- Instrument → Capture traces from your application
- Observe → Find patterns and issues in your data
- Annotate → Review and improve with human feedback
- Evaluate → Test and validate improvements
- Deploy → Ship changes and monitor impact
Instrument
Capture detailed traces from your AI application by integrating Braintrust logging into your code. Traces record inputs, outputs, model parameters, latency, token usage, and other metadata for every request. What you’ll do:- Wrap your AI provider clients (OpenAI, Anthropic, Gemini, etc.)

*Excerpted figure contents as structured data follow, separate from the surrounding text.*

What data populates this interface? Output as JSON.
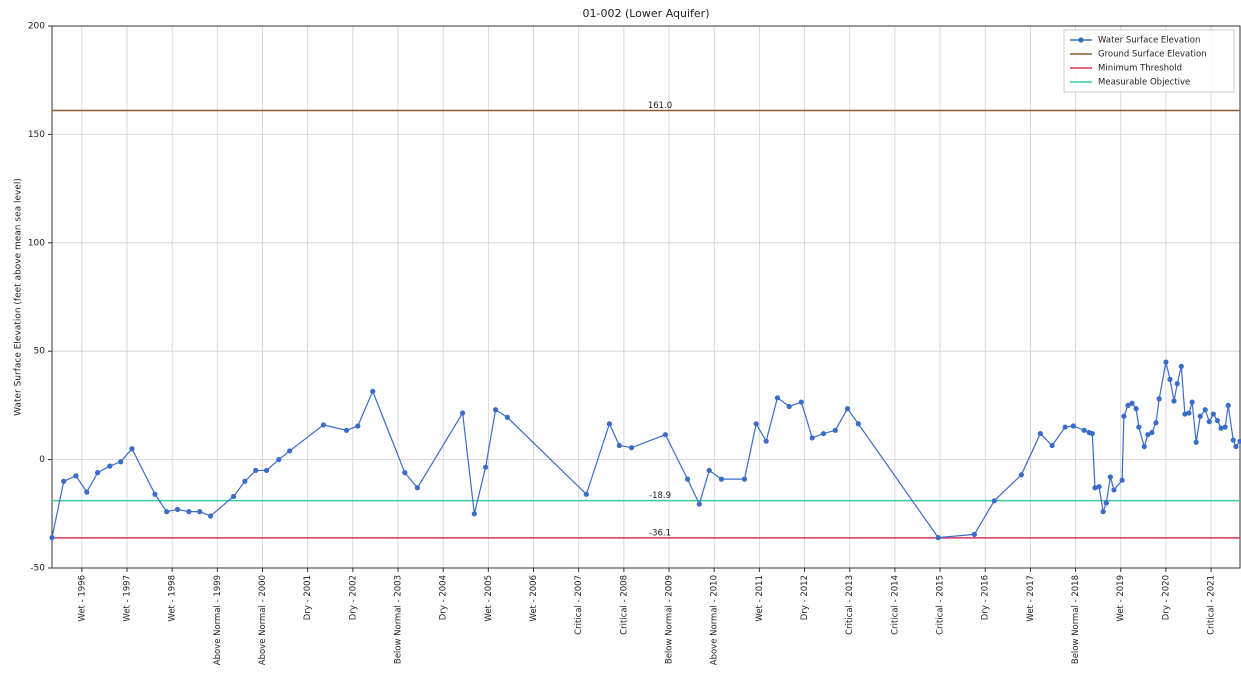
{
  "chart_data": {
    "type": "line",
    "title": "01-002 (Lower Aquifer)",
    "y_label": "Water Surface Elevation (feet above mean sea level)",
    "xlim": [
      1995.34,
      2021.64
    ],
    "ylim": [
      -50,
      200
    ],
    "yticks": [
      -50,
      0,
      50,
      100,
      150,
      200
    ],
    "grid": true,
    "legend": "upper right",
    "xticks": [
      {
        "value": 1996,
        "label": "Wet - 1996"
      },
      {
        "value": 1997,
        "label": "Wet - 1997"
      },
      {
        "value": 1998,
        "label": "Wet - 1998"
      },
      {
        "value": 1999,
        "label": "Above Normal - 1999"
      },
      {
        "value": 2000,
        "label": "Above Normal - 2000"
      },
      {
        "value": 2001,
        "label": "Dry - 2001"
      },
      {
        "value": 2002,
        "label": "Dry - 2002"
      },
      {
        "value": 2003,
        "label": "Below Normal - 2003"
      },
      {
        "value": 2004,
        "label": "Dry - 2004"
      },
      {
        "value": 2005,
        "label": "Wet - 2005"
      },
      {
        "value": 2006,
        "label": "Wet - 2006"
      },
      {
        "value": 2007,
        "label": "Critical - 2007"
      },
      {
        "value": 2008,
        "label": "Critical - 2008"
      },
      {
        "value": 2009,
        "label": "Below Normal - 2009"
      },
      {
        "value": 2010,
        "label": "Above Normal - 2010"
      },
      {
        "value": 2011,
        "label": "Wet - 2011"
      },
      {
        "value": 2012,
        "label": "Dry - 2012"
      },
      {
        "value": 2013,
        "label": "Critical - 2013"
      },
      {
        "value": 2014,
        "label": "Critical - 2014"
      },
      {
        "value": 2015,
        "label": "Critical - 2015"
      },
      {
        "value": 2016,
        "label": "Dry - 2016"
      },
      {
        "value": 2017,
        "label": "Wet - 2017"
      },
      {
        "value": 2018,
        "label": "Below Normal - 2018"
      },
      {
        "value": 2019,
        "label": "Wet - 2019"
      },
      {
        "value": 2020,
        "label": "Dry - 2020"
      },
      {
        "value": 2021,
        "label": "Critical - 2021"
      }
    ],
    "series": [
      {
        "name": "Water Surface Elevation",
        "color": "#3b6cc9",
        "x": [
          1995.34,
          1995.6,
          1995.87,
          1996.11,
          1996.35,
          1996.62,
          1996.86,
          1997.11,
          1997.62,
          1997.88,
          1998.12,
          1998.37,
          1998.61,
          1998.85,
          1999.36,
          1999.61,
          1999.85,
          2000.09,
          2000.36,
          2000.6,
          2001.35,
          2001.86,
          2002.11,
          2002.44,
          2003.15,
          2003.43,
          2004.43,
          2004.69,
          2004.94,
          2005.16,
          2005.42,
          2007.17,
          2007.68,
          2007.9,
          2008.17,
          2008.92,
          2009.41,
          2009.67,
          2009.89,
          2010.16,
          2010.67,
          2010.93,
          2011.15,
          2011.4,
          2011.66,
          2011.93,
          2012.17,
          2012.42,
          2012.68,
          2012.95,
          2013.19,
          2014.96,
          2015.76,
          2016.2,
          2016.8,
          2017.22,
          2017.48,
          2017.77,
          2017.95,
          2018.19,
          2018.3,
          2018.37,
          2018.43,
          2018.52,
          2018.61,
          2018.68,
          2018.77,
          2018.85,
          2019.03,
          2019.07,
          2019.16,
          2019.25,
          2019.34,
          2019.4,
          2019.52,
          2019.6,
          2019.69,
          2019.78,
          2019.85,
          2020.0,
          2020.09,
          2020.18,
          2020.25,
          2020.34,
          2020.42,
          2020.51,
          2020.58,
          2020.67,
          2020.76,
          2020.87,
          2020.96,
          2021.05,
          2021.14,
          2021.22,
          2021.31,
          2021.38,
          2021.49,
          2021.55,
          2021.64
        ],
        "values": [
          -36,
          -10,
          -7.5,
          -15,
          -6,
          -3,
          -1,
          5,
          -16,
          -24,
          -23,
          -24,
          -24,
          -26,
          -17,
          -10,
          -5,
          -5,
          0,
          4,
          16,
          13.5,
          15.5,
          31.5,
          -6,
          -13,
          21.5,
          -25,
          -3.5,
          23,
          19.5,
          -16,
          16.5,
          6.5,
          5.5,
          11.5,
          -9,
          -20.5,
          -5,
          -9,
          -9,
          16.5,
          8.5,
          28.5,
          24.5,
          26.5,
          10,
          12,
          13.5,
          23.5,
          16.5,
          -36,
          -34.5,
          -19,
          -7,
          12,
          6.5,
          15,
          15.5,
          13.5,
          12.5,
          12,
          -13,
          -12.5,
          -24,
          -20,
          -8,
          -14,
          -9.5,
          20,
          25,
          26,
          23.5,
          15,
          6,
          11.5,
          12.5,
          17,
          28,
          45,
          37,
          27,
          35,
          43,
          21,
          21.5,
          26.5,
          8,
          20,
          23,
          17.5,
          21,
          18,
          14.5,
          15,
          25,
          9,
          6,
          8.5
        ]
      }
    ],
    "reference_lines": [
      {
        "name": "Ground Surface Elevation",
        "color": "#8b5a2b",
        "value": 161,
        "value_label": "161.0"
      },
      {
        "name": "Minimum Threshold",
        "color": "#d9345a",
        "value": -36.1,
        "value_label": "-36.1"
      },
      {
        "name": "Measurable Objective",
        "color": "#3cc9a4",
        "value": -18.9,
        "value_label": "-18.9"
      }
    ]
  }
}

- Integrate with frameworks like LangChain or OpenTelemetry
- Configure structured tracing for complex workflows
Observe
Analyze your application’s behavior by exploring logs, identifying patterns, and discovering issues. Use filtering, search, and custom dashboards to understand what’s happening in production. What you’ll do:- View and filter logs to spot errors, latency issues, and unexpected outputs
- Use deep search to find similar traces semantically
- Create custom dashboards to track key metrics over time
- Use Loop to ask questions and explore patterns in your logs
Annotate
Improve your data quality by adding human feedback, creating datasets, and labeling important examples. Annotation transforms raw logs into high-quality evaluation data. What you’ll do:- Add human review scores and feedback to traces
- Review traces and add feedback, comments, and expected outputs
- Use labels to flag interesting examples for closer examination
- Build datasets from annotated traces
Evaluate
Test changes systematically by iterating in playgrounds and running experiments on your datasets. Start with rapid prototyping in playgrounds, then create immutable experiment snapshots to track improvements over time. What you’ll do:- Use playgrounds for rapid prototyping and iteration
- Write scorers to quantify quality improvements
- Run experiments to snapshot results and track progress
- Compare experiment results to identify improvements and regressions
Deploy
Ship validated changes to production and monitor their impact. Deployment includes updating prompts, switching models, and running online evaluations to catch issues in real time. What you’ll do:- Deploy prompts and functions to production
- Use the AI Proxy to call any AI provider through a unified interface
- Monitor production with online scoring and dashboards
The cycle repeats as you deploy changes. New production logs feed back into the Observe stage, creating a continuous improvement loop.